Mental Health Surgery
Is there a link between cannabis and mental illness?
The Advisory Committee on the Misuse of Drugs said there were major difficulties establishing a cause-and-effect relationship between cannabis use and the development of psychotic illnesses, such as schizophrenia.
The charity Rethink found that frequent cannabis use increased the risk of psychotic illnesses like schizophrenia by 40%. Studies have also suggested that using the drug can trigger psychotic symptoms such as hallucinations and feeling out of touch with surroundings in some people. However, it is unclear whether these symptoms are short-lived, or if they persist even when use of the drug is stopped.
Mind has reported psychiatrists have seen an increase in numbers of people being hospitalised with psychotic episodes linked to cannabis use since the drug was downgraded.
Many experts believe that use of the drug can worsen symptoms in someone who already has schizophrenia, or manic depression associated with psychotic symptoms.
A British Medical Journal study in 2004 concluded that while cannabis use moderately increased the risk of psychotic symptoms in young people, it had a much stronger effect in those who had already had mental health-related problems.
My mum suffers from depression, how can I help her?
The very nature of depression, which brings a sense of hopelessness, helplessness and worthlessness, can prevent someone who's depressed from seeking help. They often withdraw from friends and relatives around them, rather than asking for help or support. However, this is a time when they need your help and support most. Perhaps the most important thing that you can do is to encourage your friend or relative to seek appropriate treatment.
Try not to blame them for being depressed, or tell them to 'pull themselves together'. They are probably already blaming themselves, and criticism is likely to make them feel even more depressed. Praise is much more effective than criticism. You can reassure them that it is possible to do something to improve their situation, but you need to do so in a caring and sympathetic way.
People who are depressed need someone who cares for them.

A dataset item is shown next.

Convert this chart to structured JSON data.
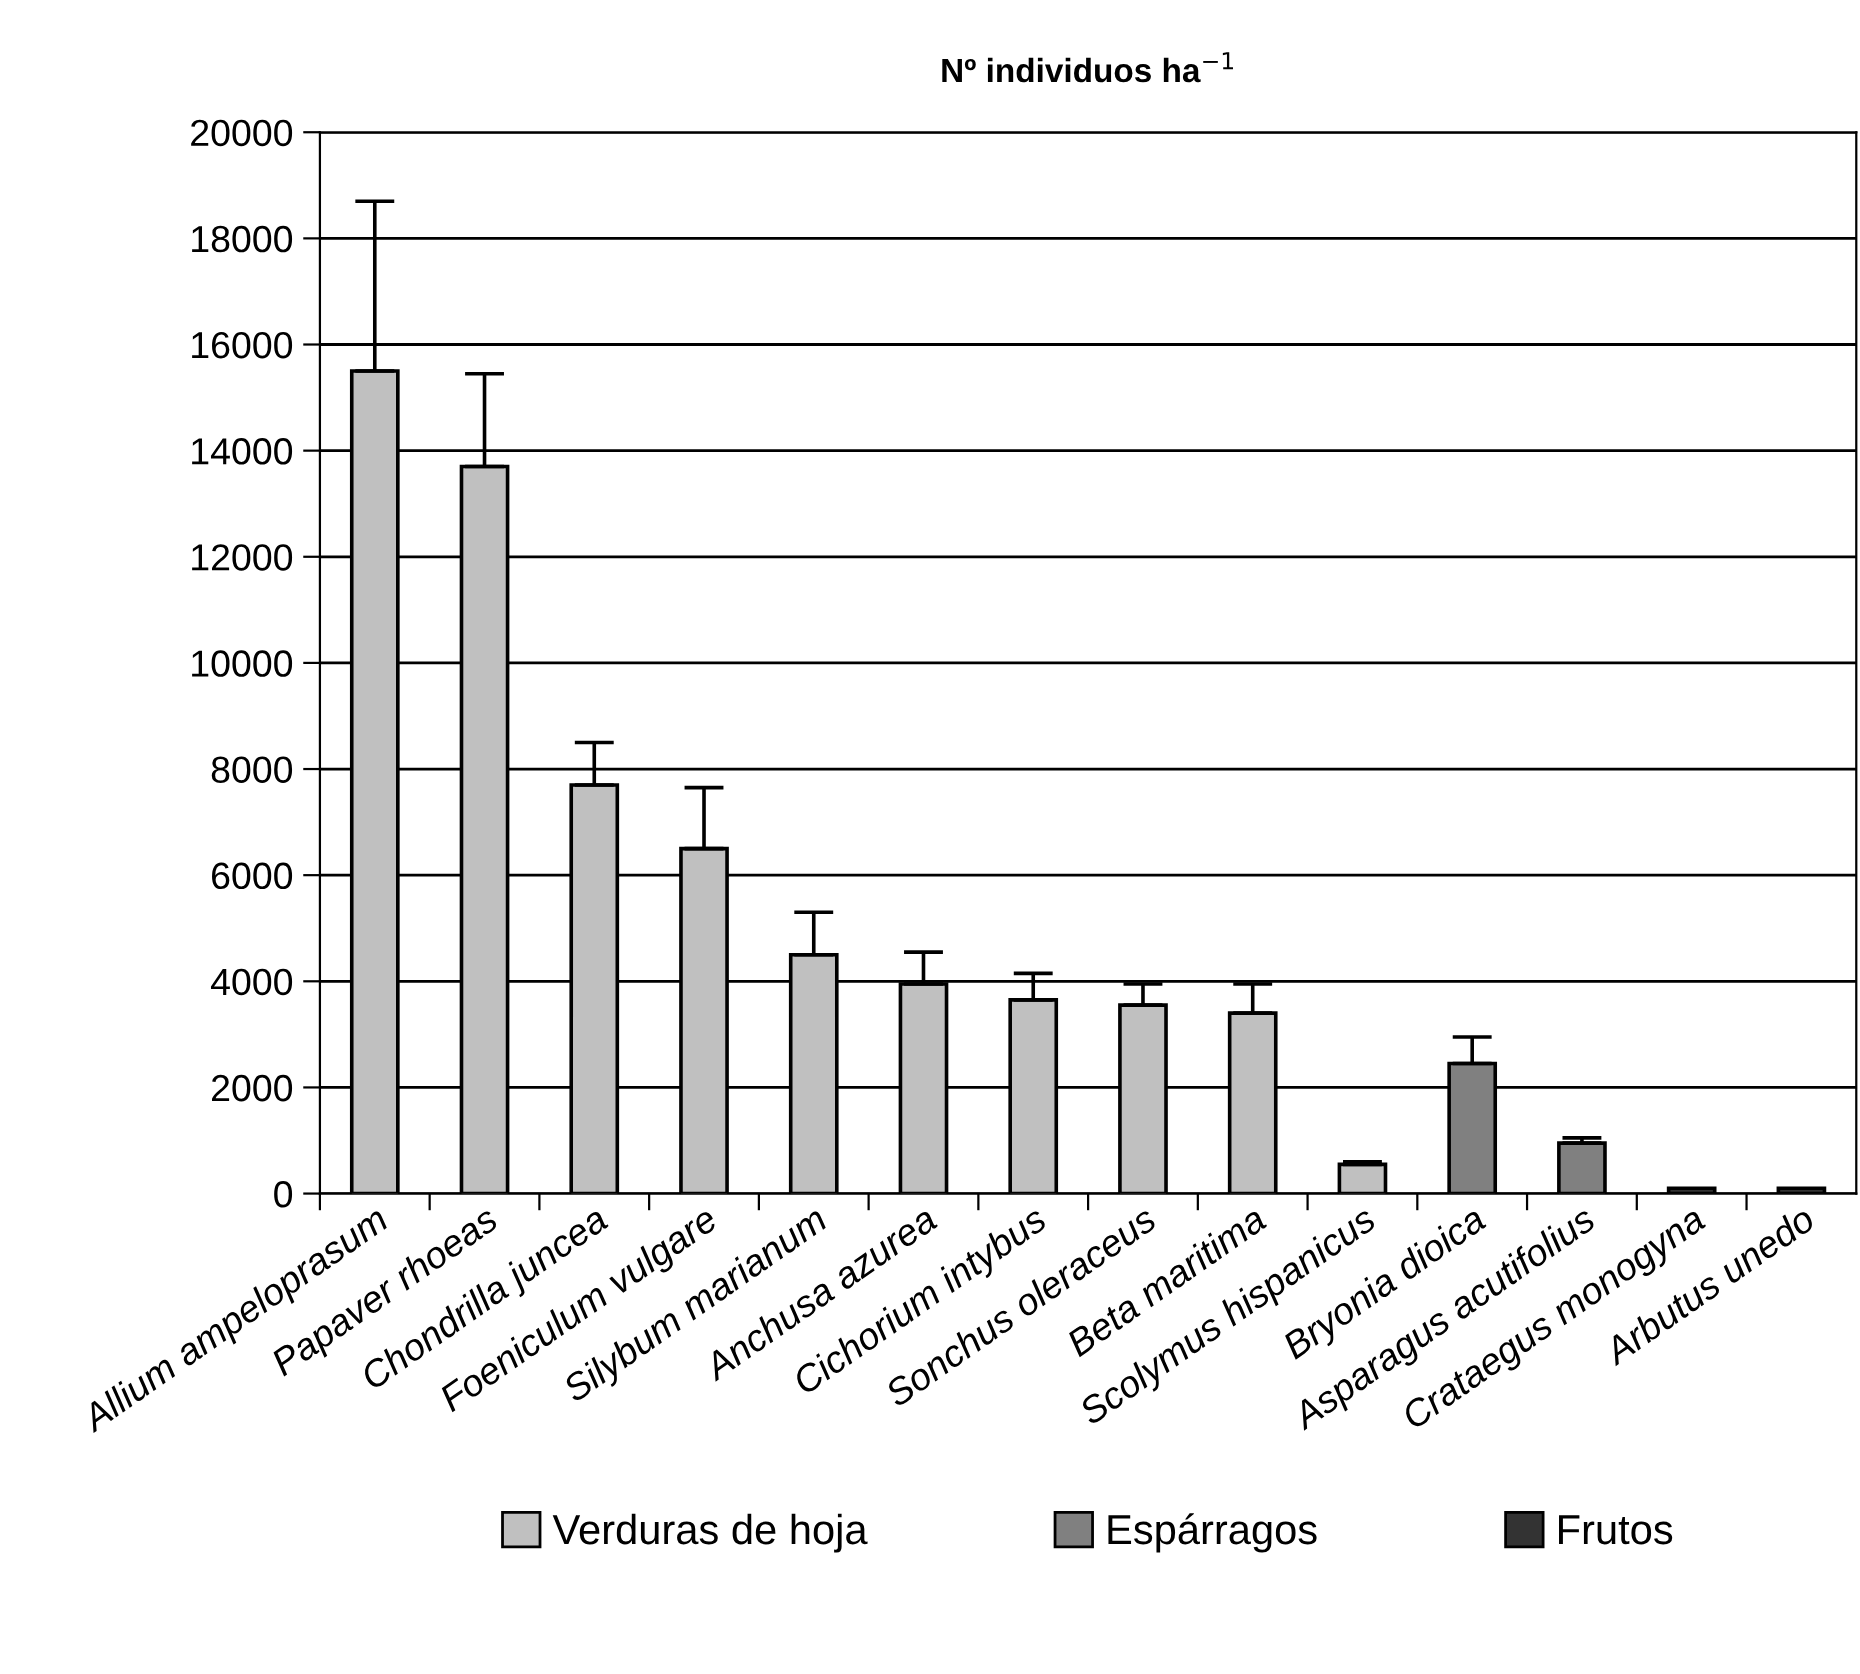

You can show that you care by listening, sympathetically, by being affectionate, by appreciating the person, or simply by spending time with them. You can help by encouraging them to talk about how they are feeling and getting them to work out what they can do, or what they need to change, in order to deal with their depression.
If the person you are supporting is severely depressed, you may be faced with some hard decisions about how much to do on their behalf. If, for example, they are not looking after their physical needs, should you take over and do the shopping, cooking and cleaning for them, if you are able to? Or should you try and encourage them to do it? There are no easy answers to this situation. It will help if you can find someone with whom you can discuss these and other issues.
Supporting a friend or relative who is depressed can be an opportunity to build a closer and more satisfying relationship. However, it can also be hard work and frustrating, at times. Unless you pay attention to your own needs, it can make you feel depressed, too. Try and share the responsibility with as many people as possible, and find people to whom you can express your frustrations. There may be a local support group of others in your situation. You could also talk to your GP or another healthcare professional about getting help for yourself and your family.
How can I deal with anxiety?
There are many things you can do to reduce your anxiety to a more manageable level. Taking action may make you feel more anxious at first. Even thinking about anxiety can make it worse. But facing up to anxiety, and how it makes you feel, can be the first step in breaking the cycle of fear and insecurity. It's important to remember how much better you will feel when you can begin to relax, take control, and lead a fuller life.
The symptoms of anxiety can be controlled by breathing and relaxation techniques, and by replacing distressing, negative thoughts with positive, peaceful ones. These methods are straightforward and can be learnt from books, the internet, video and audio tapes, through counselling, and attending relaxation classes. Often the techniques employed are based on the principles of cognitive behaviour therapy, which your GP may be able to help you access. He or she can also advise you about local support groups run by and for people with similar problems. There are also classes in anxiety management.
What can I do to stop self-harming?
The single most important thing to remember is that you have choices: stopping self-injury can begin now.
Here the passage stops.